Identification of metabolites produced by six gut commensal Bacteroidales strains using non-targeted LC-MS/MS metabolite profiling

As the most abundant gram-negative bacterial order in the gastrointestinal tract, Bacteroidales bacteria have been extensively studied for their contribution to various aspects of gut health. These bacteria are renowned for their involvement in immunomodulation and their remarkable capacity to break down complex carbohydrates and fibers. However, the human gut microbiota is known to produce many metabolites that ultimately mediate important microbe-host and microbe-microbe interactions. To gain further insights into the metabolites produced by the gut commensal strains of this order, we examined the metabolite composition of their bacterial cell cultures in the stationary phase. Based on their abundance in the gastrointestinal tract and their relevance in health and disease, we selected a total of six bacterial strains from the relevant genera Bacteroides, Phocaeicola, Parabacteroides, and Segatella. We grew these strains in modified Gifu anaerobic medium (mGAM) supplemented with mucin, which resembles the gut microbiota's natural environment. Liquid chromatography-tandem mass spectrometry (LC-MS/MS)-based metabolite profiling revealed 179 annotated metabolites that had significantly differential abundances between the studied bacterial strains and the control growth medium. Most of them belonged to classes such as amino acids and derivatives, organic acids, and nucleot(s)ides. Of particular interest, Segatella copri DSM 18205 (previously referred to as Prevotella copri) produced substantial quantities of the bioactive metabolites phenylethylamine, tyramine, tryptamine, and ornithine. Parabacteroides merdae CL03T12C32 stood out due to its ability to produce cadaverine, histamine, acetylputrescine, and deoxycarnitine.

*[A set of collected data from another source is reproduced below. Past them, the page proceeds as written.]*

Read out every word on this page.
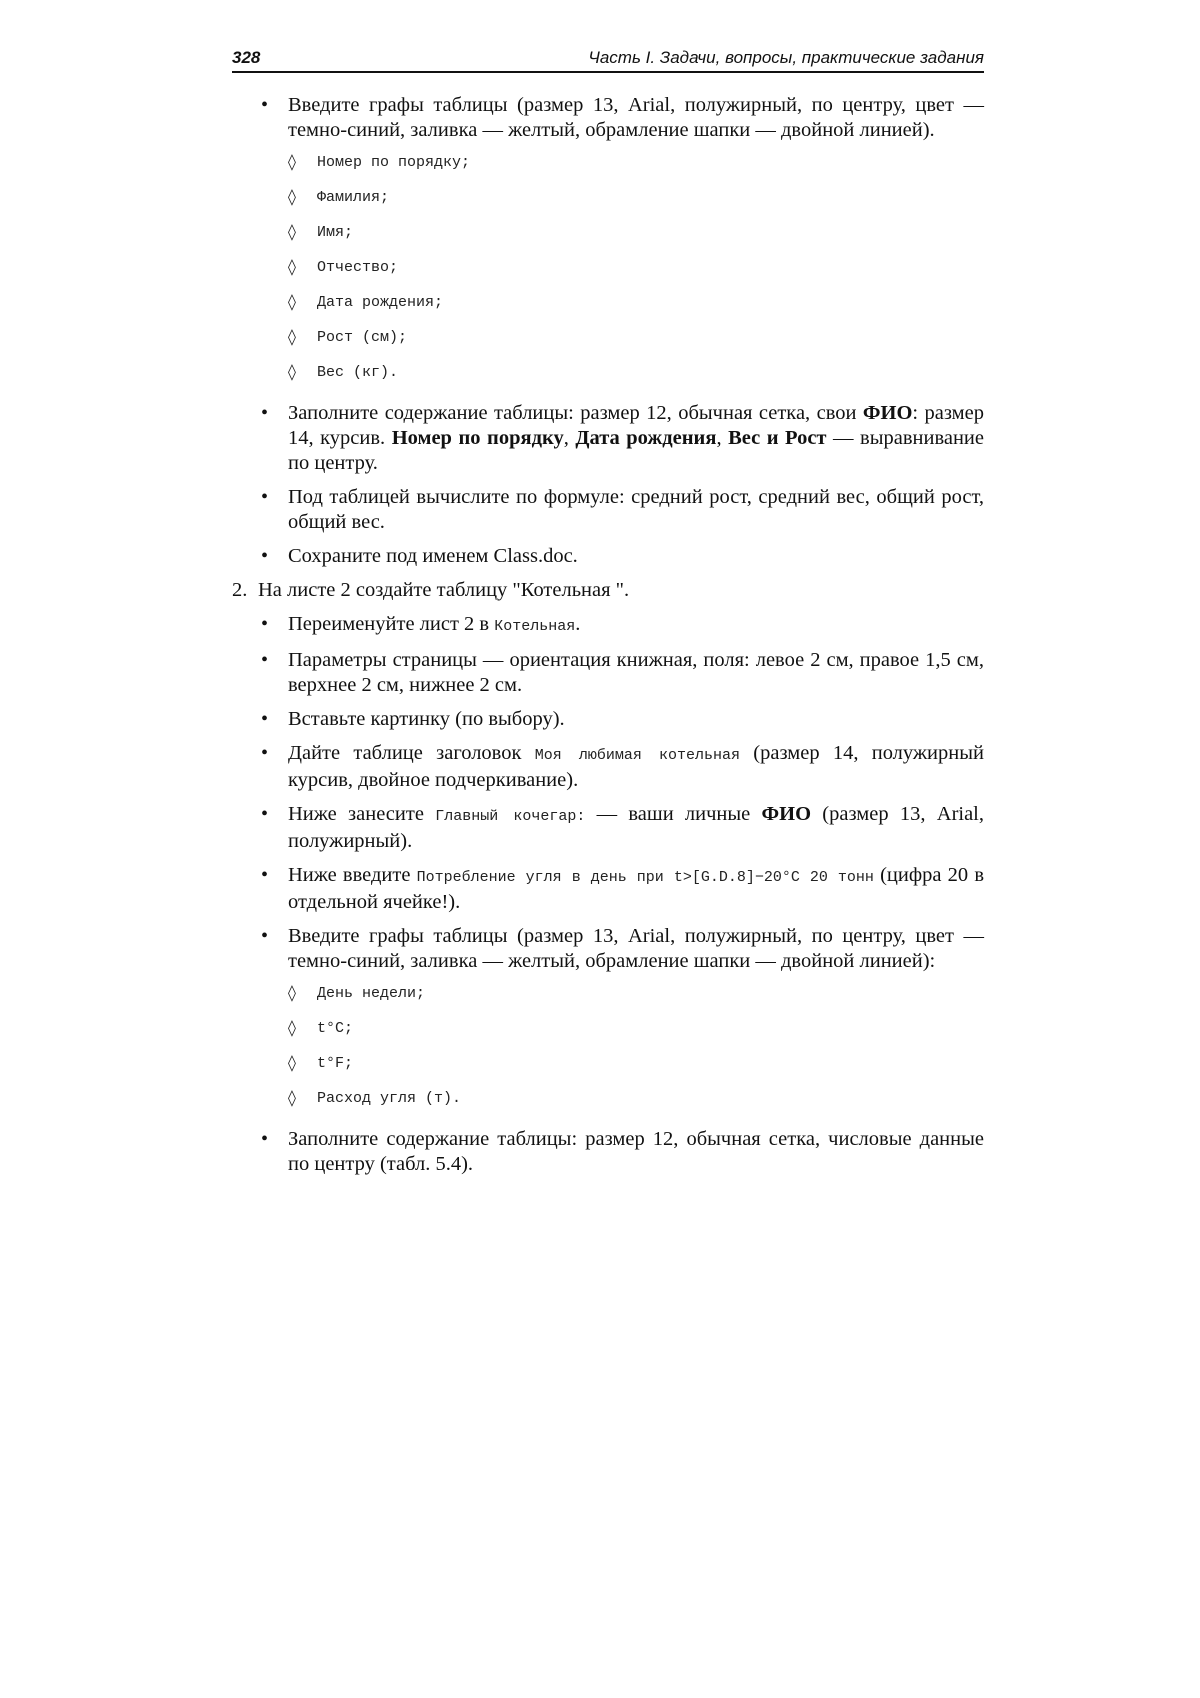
328	Часть I. Задачи, вопросы, практические задания
• Введите графы таблицы (размер 13, Arial, полужирный, по центру, цвет — темно-синий, заливка — желтый, обрамление шапки — двойной линией).
◊ Номер по порядку;
◊ Фамилия;
◊ Имя;
◊ Отчество;
◊ Дата рождения;
◊ Рост (см);
◊ Вес (кг).
• Заполните содержание таблицы: размер 12, обычная сетка, свои ФИО: размер 14, курсив. Номер по порядку, Дата рождения, Вес и Рост — выравнивание по центру.
• Под таблицей вычислите по формуле: средний рост, средний вес, общий рост, общий вес.
• Сохраните под именем Class.doc.
2. На листе 2 создайте таблицу "Котельная ".
• Переименуйте лист 2 в Котельная.
• Параметры страницы — ориентация книжная, поля: левое 2 см, правое 1,5 см, верхнее 2 см, нижнее 2 см.
• Вставьте картинку (по выбору).
• Дайте таблице заголовок Моя любимая котельная (размер 14, полужирный курсив, двойное подчеркивание).
• Ниже занесите Главный кочегар: — ваши личные ФИО (размер 13, Arial, полужирный).
• Ниже введите Потребление угля в день при t>[G.D.8]−20°C 20 тонн (цифра 20 в отдельной ячейке!).
• Введите графы таблицы (размер 13, Arial, полужирный, по центру, цвет — темно-синий, заливка — желтый, обрамление шапки — двойной линией):
◊ День недели;
◊ t°C;
◊ t°F;
◊ Расход угля (т).
• Заполните содержание таблицы: размер 12, обычная сетка, числовые данные по центру (табл. 5.4).
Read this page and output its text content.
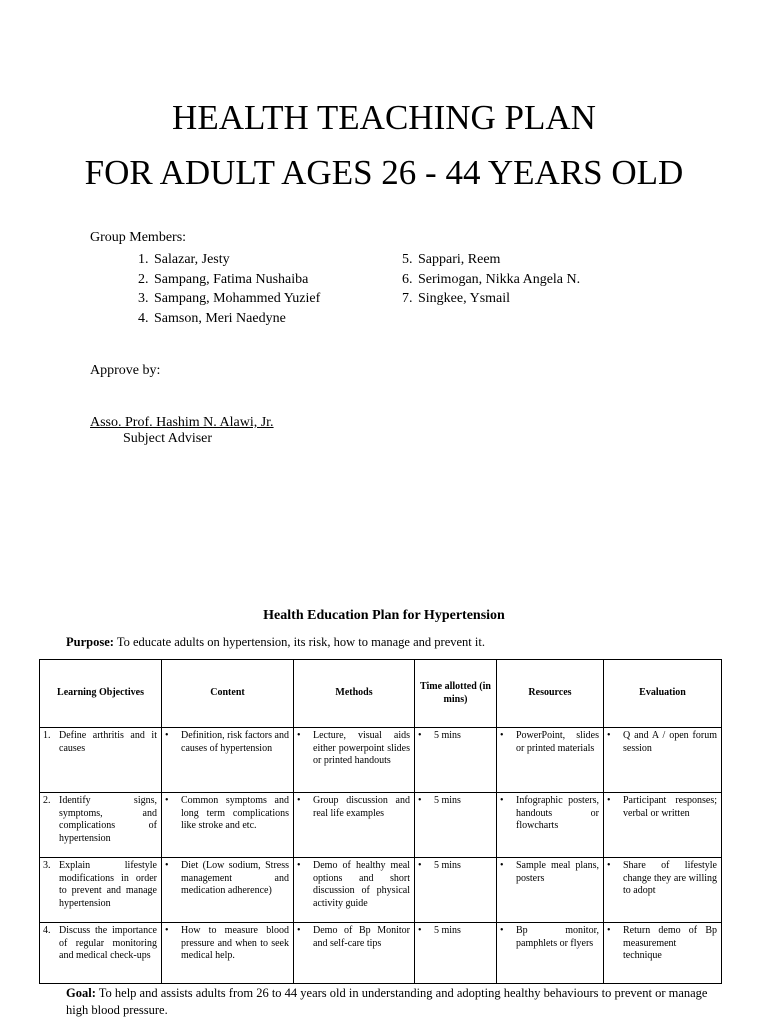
HEALTH TEACHING PLAN
FOR ADULT AGES 26 - 44 YEARS OLD
Group Members:
1. Salazar, Jesty
2. Sampang, Fatima Nushaiba
3. Sampang, Mohammed Yuzief
4. Samson, Meri Naedyne
5. Sappari, Reem
6. Serimogan, Nikka Angela N.
7. Singkee, Ysmail
Approve by:
Asso. Prof. Hashim N. Alawi, Jr.
Subject Adviser
Health Education Plan for Hypertension
Purpose: To educate adults on hypertension, its risk, how to manage and prevent it.
Learning Objectives	Content	Methods	Time allotted (in mins)	Resources	Evaluation

1. Define arthritis and it causes	• Definition, risk factors and causes of hypertension	• Lecture, visual aids either powerpoint slides or printed handouts	• 5 mins	• PowerPoint, slides or printed materials	• Q and A / open forum session

2. Identify signs, symptoms, and complications of hypertension	• Common symptoms and long term complications like stroke and etc.	• Group discussion and real life examples	• 5 mins	• Infographic posters, handouts or flowcharts	• Participant responses; verbal or written

3. Explain lifestyle modifications in order to prevent and manage hypertension	• Diet (Low sodium, Stress management and medication adherence)	• Demo of healthy meal options and short discussion of physical activity guide	• 5 mins	• Sample meal plans, posters	• Share of lifestyle change they are willing to adopt

4. Discuss the importance of regular monitoring and medical check-ups	• How to measure blood pressure and when to seek medical help.	• Demo of Bp Monitor and self-care tips	• 5 mins	• Bp monitor, pamphlets or flyers	• Return demo of Bp measurement technique
Goal: To help and assists adults from 26 to 44 years old in understanding and adopting healthy behaviours to prevent or manage high blood pressure.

In addition, we found that strains of the genera Bacteroides, Phocaeicola, and Parabacteroides accumulated considerable amounts of proline-hydroxyproline, a collagen-derived bioactive dipeptide. Collectively, these findings offer a more detailed comprehension of the metabolic potential of these Bacteroidales strains, contributing to a better understanding of their role within the human gut microbiome in health and disease.